For Haussler, who raced throughout this spring until injury ruled him out of Paris-Roubaix, the notion of ending a reformatted spring with a race such as Gent-Wevelgem would dismantle the flow of the season and the pinnacle and emphasis that comes with racing “Holy Week” – the term used to coin the days stretching from the Tour of Flanders to Paris-Roubaix.
“It would just be strange ending the classics with Gent-Wevelgem or Harelbeke.
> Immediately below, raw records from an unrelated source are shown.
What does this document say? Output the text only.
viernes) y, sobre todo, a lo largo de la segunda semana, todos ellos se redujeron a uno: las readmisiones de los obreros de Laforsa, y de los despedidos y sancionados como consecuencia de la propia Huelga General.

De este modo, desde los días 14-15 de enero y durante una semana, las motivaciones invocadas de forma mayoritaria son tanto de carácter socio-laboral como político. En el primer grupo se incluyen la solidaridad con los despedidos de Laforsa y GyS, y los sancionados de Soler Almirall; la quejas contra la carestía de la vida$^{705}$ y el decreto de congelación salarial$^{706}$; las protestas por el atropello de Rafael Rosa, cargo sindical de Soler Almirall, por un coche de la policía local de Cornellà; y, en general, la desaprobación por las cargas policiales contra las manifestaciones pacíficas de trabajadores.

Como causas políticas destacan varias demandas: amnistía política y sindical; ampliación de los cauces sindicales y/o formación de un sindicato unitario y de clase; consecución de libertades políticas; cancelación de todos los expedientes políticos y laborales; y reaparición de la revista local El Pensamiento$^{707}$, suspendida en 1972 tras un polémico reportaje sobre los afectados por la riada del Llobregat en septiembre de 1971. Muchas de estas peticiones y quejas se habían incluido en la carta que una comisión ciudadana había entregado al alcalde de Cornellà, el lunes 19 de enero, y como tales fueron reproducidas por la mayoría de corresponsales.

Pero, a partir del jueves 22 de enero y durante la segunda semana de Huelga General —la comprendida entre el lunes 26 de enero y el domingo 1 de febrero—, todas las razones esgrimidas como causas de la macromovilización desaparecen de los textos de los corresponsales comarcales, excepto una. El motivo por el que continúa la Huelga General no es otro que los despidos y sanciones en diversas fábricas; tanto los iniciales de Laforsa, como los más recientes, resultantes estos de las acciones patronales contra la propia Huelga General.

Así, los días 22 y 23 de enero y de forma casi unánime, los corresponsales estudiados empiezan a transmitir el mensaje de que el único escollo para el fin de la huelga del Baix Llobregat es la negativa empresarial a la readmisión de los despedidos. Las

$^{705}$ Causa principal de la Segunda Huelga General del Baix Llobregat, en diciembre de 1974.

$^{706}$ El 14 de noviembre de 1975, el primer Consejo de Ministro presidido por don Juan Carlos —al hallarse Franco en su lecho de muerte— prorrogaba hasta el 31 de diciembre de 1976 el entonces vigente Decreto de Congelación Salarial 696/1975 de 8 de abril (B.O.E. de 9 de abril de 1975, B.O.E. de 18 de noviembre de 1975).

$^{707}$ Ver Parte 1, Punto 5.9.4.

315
All winter the classics riders are so focused on these races, it would just be really strange not to finish off that period with Flanders and Roubaix.”
Regardless of date changes at this point, Haussler will not race this Sunday. He underwent two operations this week with a metal plate removed from an old collarbone break and then a piece of tissue removed from his knee after a crash he sustained earlier in the spring.
He will be off the bike for the next few weeks but hopes to return to full strength soon enough.
“My wife has just picked me up from the hospital just now. I had an operation on my knee and they also took out a metal plate in my shoulder, which had been there for ages,” he said.
“I crashed before Flanders and hurt my knee pretty badly. They had to go in and take out a piece of tissue that was under the kneecap. It means I’ll be out for a while now but I should be back on the bike in a few weeks. It should all be good.”